I had the same problem when I started up. The cost of bandsaw blades was killing me. I finally went to a combination of Jess's approach, make all short straight across cuts with a hack saw and miter box, and never putting fiberglass in the bandsaw. I've always felt that I had a bit of a touch with belt sanders... years of using them for the rough shaping of production wood carving on ventriloquist figures and carousel horses. I do true longbows and my practice now is to do the layup, grind out the blank to square using the drum sander, then put new clean tape on the back of the bland and draft the bow (no template) right onto the tape. Then I grind the bow to shape on the drum sander.

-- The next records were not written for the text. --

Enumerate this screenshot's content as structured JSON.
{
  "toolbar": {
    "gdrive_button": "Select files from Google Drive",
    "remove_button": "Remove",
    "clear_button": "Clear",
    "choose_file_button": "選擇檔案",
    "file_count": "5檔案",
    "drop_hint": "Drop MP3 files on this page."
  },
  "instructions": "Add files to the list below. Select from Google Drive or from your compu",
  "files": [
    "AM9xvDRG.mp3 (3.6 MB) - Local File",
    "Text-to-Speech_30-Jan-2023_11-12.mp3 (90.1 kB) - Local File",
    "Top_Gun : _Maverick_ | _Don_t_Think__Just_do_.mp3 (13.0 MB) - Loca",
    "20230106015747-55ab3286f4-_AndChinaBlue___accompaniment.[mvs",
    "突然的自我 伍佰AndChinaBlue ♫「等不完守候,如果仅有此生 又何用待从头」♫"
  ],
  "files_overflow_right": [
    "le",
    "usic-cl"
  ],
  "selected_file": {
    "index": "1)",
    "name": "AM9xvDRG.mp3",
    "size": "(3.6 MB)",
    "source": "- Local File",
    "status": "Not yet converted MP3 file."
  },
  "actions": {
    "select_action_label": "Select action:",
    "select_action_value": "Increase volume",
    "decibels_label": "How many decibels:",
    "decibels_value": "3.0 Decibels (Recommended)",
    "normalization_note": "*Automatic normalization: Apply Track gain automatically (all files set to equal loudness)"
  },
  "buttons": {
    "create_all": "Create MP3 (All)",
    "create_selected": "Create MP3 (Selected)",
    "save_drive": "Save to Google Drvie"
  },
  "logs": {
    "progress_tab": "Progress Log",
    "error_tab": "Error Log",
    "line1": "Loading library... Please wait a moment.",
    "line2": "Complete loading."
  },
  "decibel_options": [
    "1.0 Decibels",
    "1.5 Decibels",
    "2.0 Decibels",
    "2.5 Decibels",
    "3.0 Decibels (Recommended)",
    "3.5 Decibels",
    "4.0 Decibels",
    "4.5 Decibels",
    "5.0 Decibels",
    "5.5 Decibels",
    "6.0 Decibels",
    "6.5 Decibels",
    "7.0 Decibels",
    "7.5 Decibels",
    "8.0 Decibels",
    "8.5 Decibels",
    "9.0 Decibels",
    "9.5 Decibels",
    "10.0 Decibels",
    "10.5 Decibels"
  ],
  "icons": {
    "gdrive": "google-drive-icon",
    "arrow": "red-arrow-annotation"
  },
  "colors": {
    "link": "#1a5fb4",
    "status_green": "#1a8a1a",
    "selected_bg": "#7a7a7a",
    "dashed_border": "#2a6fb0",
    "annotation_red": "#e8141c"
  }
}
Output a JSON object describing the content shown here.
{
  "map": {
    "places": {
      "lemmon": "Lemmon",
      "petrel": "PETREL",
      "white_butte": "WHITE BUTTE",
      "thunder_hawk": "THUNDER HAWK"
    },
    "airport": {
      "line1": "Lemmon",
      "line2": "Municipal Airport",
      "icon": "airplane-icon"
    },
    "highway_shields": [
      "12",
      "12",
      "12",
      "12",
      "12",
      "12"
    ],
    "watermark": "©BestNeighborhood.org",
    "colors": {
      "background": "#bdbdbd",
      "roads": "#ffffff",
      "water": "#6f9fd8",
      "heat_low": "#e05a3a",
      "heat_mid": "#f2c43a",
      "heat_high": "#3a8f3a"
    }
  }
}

When it comes to the shelf (which I'm not a big fan of anyway) I either skip it in favor of shooting off the hand or rasp it in Nicholsons.

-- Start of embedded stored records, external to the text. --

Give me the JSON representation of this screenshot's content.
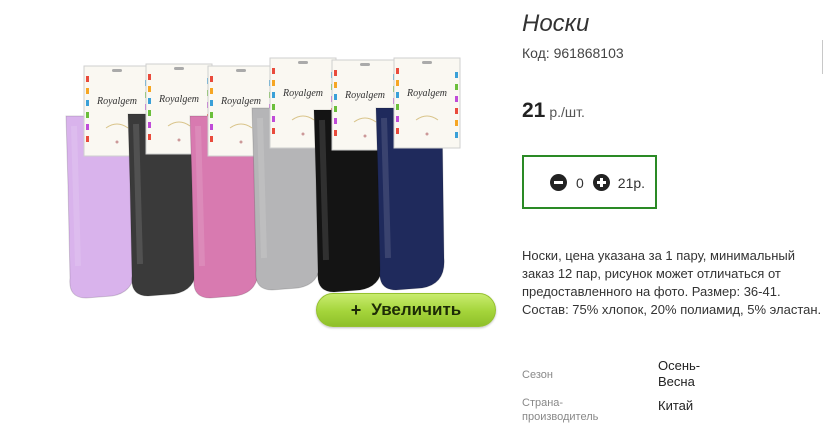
{
  "product": {
    "title": "Носки",
    "code_label": "Код:",
    "code_value": "961868103",
    "price_value": "21",
    "price_unit": "р./шт."
  },
  "quantity": {
    "value": "0",
    "total": "21р."
  },
  "gallery": {
    "zoom_label": "Увеличить",
    "zoom_plus": "+",
    "brand_text": "Royalgem",
    "sock_colors": [
      "#d9b3ec",
      "#3a3a3a",
      "#d87ab0",
      "#b5b5b7",
      "#141414",
      "#1f2a5c"
    ]
  },
  "description": "Носки, цена указана за 1 пару, минимальный заказ 12 пар, рисунок может отличаться от предоставленного на фото. Размер: 36-41. Состав: 75% хлопок, 20% полиамид, 5% эластан.",
  "specs": [
    {
      "label": "Сезон",
      "value": "Осень-\nВесна"
    },
    {
      "label": "Страна-\nпроизводитель",
      "value": "Китай"
    }
  ],
  "colors": {
    "qty_border": "#2a8a25",
    "zoom_button": "#a4d43a"
  }
}
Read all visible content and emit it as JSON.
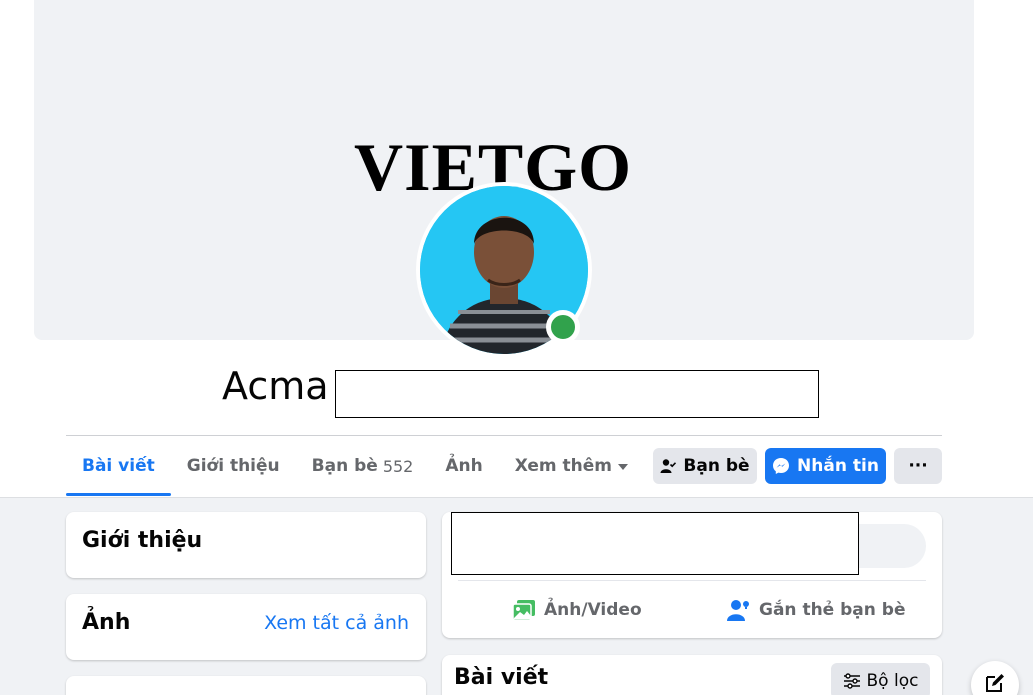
{
  "cover": {
    "logo_text": "VIETGO"
  },
  "profile": {
    "name": "Acma"
  },
  "tabs": [
    {
      "label": "Bài viết",
      "active": true
    },
    {
      "label": "Giới thiệu"
    },
    {
      "label": "Bạn bè",
      "count": "552"
    },
    {
      "label": "Ảnh"
    },
    {
      "label": "Xem thêm",
      "icon": "caret-down-icon"
    }
  ],
  "actions": {
    "friends_label": "Bạn bè",
    "friends_icon": "friend-check-icon",
    "message_label": "Nhắn tin",
    "message_icon": "messenger-icon",
    "more_label": "···"
  },
  "sidebar": {
    "intro_title": "Giới thiệu",
    "photos_title": "Ảnh",
    "photos_see_all": "Xem tất cả ảnh"
  },
  "composer": {
    "photo_video_label": "Ảnh/Video",
    "tag_friends_label": "Gắn thẻ bạn bè"
  },
  "posts": {
    "title": "Bài viết",
    "filter_label": "Bộ lọc"
  },
  "colors": {
    "accent": "#1877f2",
    "online": "#31a24c",
    "photo_icon": "#45bd62"
  }
}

Using either of my belt sanders (I have 48 and 80 inchers) I can grind a bow to shape ready for bench sanding with a mouse in less than 1/2 hour. Felt kind of hairy at first, but it's just normal procedure now. I do the bulk work on the round end, grinding to "close to" my pencil line. Finished line isn't straigh... little dimples in it. I smooth it out with the long flat surface, then do my finish sanding with the mouse.
If you can get a lengthwise vertical belt sander it helps a lot. I've seen guys take a standard 36 or 48" and mount it on its side to make it lengthwise vertical. My 80" is both vert. and horiz but is overkill for a lot of things and I'm thinking of having a side mount frame welded up for my 48".
Hope that gives you some ideas. It's what's worked for me.